Programming generally consists of news talk shows, and it’s not difficult to see where the loyalty lies.
“Donald Trump is the most powerful person in the world,” said Greg Kelly, a former personality at Fox’s New York affiliate who is Newsmax’s most polished broadcaster. “Not because he’s president, but because he’s loved by so many people.”
When Newsmax’s Chris Salcedo asked a question about Biden during an interview Monday with Trump aide Peter Navarro, he was quickly brushed off.
“As far as I’m concerned, President Trump is going to have a second term,” Navarro said.
Newsmax hasn’t declared Biden the president-elect, unlike other news organizations, including Fox and The Associated Press. They say they are waiting for final certification of the vote before doing so.
Even though Ruddy conceded in an interview that Trump has an extremely narrow chance of overturning the results, he said it’s up to the states, not media organizations, to declare a winner. When that process is done, Newsmax will accept the winner, he said.
But if Trump’s chances of overturning the results are so small, why should a discussion about them dominate Newsmax’s airtime?

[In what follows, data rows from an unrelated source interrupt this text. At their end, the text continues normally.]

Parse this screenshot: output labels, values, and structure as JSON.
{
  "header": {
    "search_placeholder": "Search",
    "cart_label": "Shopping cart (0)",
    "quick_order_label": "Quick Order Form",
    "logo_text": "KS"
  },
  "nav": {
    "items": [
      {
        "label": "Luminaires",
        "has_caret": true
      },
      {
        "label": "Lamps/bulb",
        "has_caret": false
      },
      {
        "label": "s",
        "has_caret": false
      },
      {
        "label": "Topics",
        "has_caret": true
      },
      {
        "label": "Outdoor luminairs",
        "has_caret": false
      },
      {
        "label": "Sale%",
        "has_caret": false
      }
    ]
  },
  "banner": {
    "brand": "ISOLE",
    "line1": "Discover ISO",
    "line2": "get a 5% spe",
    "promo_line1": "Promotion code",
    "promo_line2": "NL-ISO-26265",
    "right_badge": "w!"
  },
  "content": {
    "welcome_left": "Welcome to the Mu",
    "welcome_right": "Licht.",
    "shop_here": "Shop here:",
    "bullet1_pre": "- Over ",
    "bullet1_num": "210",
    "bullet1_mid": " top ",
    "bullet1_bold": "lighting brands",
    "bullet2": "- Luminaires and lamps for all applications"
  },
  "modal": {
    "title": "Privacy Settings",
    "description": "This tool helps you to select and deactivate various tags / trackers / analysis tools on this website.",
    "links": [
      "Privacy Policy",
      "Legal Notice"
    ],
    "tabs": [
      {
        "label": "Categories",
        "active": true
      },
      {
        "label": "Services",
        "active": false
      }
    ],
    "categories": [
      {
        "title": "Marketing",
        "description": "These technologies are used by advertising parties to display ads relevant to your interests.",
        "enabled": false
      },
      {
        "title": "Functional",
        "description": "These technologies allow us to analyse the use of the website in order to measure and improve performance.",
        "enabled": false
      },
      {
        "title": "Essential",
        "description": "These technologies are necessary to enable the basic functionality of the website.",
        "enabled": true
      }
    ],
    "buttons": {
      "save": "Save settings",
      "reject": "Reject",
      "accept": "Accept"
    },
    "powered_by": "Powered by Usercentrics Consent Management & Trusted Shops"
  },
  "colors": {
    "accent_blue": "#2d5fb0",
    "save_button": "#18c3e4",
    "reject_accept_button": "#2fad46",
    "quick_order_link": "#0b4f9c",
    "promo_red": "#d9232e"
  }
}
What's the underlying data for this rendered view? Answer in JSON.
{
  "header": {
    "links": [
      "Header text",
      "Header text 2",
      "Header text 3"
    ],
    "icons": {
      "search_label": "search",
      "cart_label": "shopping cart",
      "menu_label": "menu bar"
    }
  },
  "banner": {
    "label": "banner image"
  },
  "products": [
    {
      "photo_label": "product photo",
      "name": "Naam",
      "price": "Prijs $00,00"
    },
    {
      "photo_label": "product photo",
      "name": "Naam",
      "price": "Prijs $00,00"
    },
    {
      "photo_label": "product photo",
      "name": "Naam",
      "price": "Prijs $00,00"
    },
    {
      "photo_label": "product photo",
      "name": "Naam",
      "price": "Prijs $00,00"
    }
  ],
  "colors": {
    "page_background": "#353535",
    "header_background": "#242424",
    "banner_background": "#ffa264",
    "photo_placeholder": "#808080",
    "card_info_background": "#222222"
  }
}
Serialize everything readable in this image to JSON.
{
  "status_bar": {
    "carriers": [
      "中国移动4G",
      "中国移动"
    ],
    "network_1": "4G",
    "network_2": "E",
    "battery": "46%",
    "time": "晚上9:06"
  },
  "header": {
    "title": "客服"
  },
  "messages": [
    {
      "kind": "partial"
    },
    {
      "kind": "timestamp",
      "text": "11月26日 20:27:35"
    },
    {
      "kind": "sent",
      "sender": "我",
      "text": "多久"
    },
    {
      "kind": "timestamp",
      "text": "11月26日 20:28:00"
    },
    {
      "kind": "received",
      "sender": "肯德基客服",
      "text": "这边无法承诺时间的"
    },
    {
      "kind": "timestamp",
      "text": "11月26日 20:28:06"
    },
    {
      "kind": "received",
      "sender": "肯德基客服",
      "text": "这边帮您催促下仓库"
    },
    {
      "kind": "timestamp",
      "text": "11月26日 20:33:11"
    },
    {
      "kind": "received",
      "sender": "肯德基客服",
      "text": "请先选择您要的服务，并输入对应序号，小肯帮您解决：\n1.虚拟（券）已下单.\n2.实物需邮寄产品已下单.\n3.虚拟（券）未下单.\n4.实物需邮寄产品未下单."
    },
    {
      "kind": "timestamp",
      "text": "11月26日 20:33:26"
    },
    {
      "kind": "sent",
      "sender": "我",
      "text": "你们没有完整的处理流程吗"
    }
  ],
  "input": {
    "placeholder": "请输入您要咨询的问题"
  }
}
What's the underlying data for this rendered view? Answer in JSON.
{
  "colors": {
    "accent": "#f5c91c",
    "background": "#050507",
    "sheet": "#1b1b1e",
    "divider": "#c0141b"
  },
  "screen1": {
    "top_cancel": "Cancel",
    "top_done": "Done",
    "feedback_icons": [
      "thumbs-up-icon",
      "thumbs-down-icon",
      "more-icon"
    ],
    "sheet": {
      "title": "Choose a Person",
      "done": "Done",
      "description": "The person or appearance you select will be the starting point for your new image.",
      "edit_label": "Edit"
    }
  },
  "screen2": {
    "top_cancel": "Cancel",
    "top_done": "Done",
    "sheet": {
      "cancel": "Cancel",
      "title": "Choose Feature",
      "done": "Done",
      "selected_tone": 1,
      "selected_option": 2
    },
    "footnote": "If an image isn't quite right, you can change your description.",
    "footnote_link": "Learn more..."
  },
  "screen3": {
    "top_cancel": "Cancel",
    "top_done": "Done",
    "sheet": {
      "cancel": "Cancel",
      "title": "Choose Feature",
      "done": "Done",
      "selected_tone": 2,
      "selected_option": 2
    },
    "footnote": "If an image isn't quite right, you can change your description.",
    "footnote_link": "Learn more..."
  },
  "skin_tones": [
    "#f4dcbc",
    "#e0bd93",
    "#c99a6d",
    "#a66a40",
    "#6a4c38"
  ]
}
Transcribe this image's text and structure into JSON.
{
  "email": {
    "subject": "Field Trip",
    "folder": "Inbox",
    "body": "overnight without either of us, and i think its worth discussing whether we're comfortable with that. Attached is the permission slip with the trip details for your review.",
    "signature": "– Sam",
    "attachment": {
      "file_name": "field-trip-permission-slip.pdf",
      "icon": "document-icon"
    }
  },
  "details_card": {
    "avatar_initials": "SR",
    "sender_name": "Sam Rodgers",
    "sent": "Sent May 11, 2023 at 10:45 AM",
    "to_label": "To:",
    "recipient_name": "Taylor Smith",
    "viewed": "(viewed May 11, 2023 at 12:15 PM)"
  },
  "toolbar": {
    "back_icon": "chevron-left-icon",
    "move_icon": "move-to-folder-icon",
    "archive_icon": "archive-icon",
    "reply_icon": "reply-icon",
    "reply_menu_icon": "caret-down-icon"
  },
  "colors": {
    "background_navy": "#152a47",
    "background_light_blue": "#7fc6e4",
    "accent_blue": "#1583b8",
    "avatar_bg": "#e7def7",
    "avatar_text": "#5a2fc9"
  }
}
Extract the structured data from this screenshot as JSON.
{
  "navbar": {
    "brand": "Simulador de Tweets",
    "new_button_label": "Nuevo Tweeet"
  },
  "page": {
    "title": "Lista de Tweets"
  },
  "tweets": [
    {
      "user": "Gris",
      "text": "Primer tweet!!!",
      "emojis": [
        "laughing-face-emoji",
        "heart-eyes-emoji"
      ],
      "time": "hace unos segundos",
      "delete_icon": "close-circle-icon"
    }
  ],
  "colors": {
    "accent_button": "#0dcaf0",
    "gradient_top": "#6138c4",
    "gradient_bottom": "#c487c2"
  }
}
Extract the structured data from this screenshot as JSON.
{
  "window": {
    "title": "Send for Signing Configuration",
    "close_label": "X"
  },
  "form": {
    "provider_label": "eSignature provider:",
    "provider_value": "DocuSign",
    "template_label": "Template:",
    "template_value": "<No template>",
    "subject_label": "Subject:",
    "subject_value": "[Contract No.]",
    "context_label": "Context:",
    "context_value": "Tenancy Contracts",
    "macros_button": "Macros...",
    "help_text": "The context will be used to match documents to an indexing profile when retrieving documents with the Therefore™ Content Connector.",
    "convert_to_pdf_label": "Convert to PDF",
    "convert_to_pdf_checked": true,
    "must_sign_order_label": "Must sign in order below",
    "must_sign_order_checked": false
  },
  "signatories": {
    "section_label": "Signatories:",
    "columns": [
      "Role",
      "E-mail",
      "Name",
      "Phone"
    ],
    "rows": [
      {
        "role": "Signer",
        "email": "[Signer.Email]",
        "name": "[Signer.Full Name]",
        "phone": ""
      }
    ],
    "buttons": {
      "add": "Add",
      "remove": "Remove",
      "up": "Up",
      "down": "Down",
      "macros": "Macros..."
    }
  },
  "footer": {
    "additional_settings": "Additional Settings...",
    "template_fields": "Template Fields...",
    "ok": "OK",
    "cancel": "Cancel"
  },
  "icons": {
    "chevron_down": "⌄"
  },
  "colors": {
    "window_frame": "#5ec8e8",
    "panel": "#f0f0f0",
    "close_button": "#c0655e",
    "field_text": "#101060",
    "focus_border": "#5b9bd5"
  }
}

“I think that people that are not pro-Trump or don’t like him think we should get past it or they are tired of it,” he said. “But conservatives are quite anxious to hear about developments.”
He said he differs from Trump in believing the administration should be cooperating in a transition, even if the president holds out hope that the results could somehow be overturned.
“I would tell him if I speak to him that I think they should engage in a transition,” he said.
The spotlight on smaller rivals comes at an extraordinarily tumultuous time at Fox. There’s always been a tension between the news and opinion sides of the network, but this time it’s reflected in the ultimate “unspinnable” story of election results, said Nicole Hemmer, a Columbia University professor and author of “Messengers of the Right: Conservative Media and the Transformation of American Politics.”
In some respects, the surge in Newsmax’s viewership represents a temper tantrum by some Fox viewers, she said.
For Newsmax, a big question is whether its programming is compelling enough to hold viewers who are clearly sampling. Besides Kelly, former Trump press secretary Sean Spicer is Newsmax’s best-known personality. Both their shows are aired twice a night; Ruddy said a new prime-time show will start next month and another is in the works.
“It’s going to be a challenge for (Newsmax) to grow their numbers in the way that Fox did because of the lack of a news operation,” Hemmer said.
Associated Press Television Writer Lynn Elber in Los Angeles contributed to this report.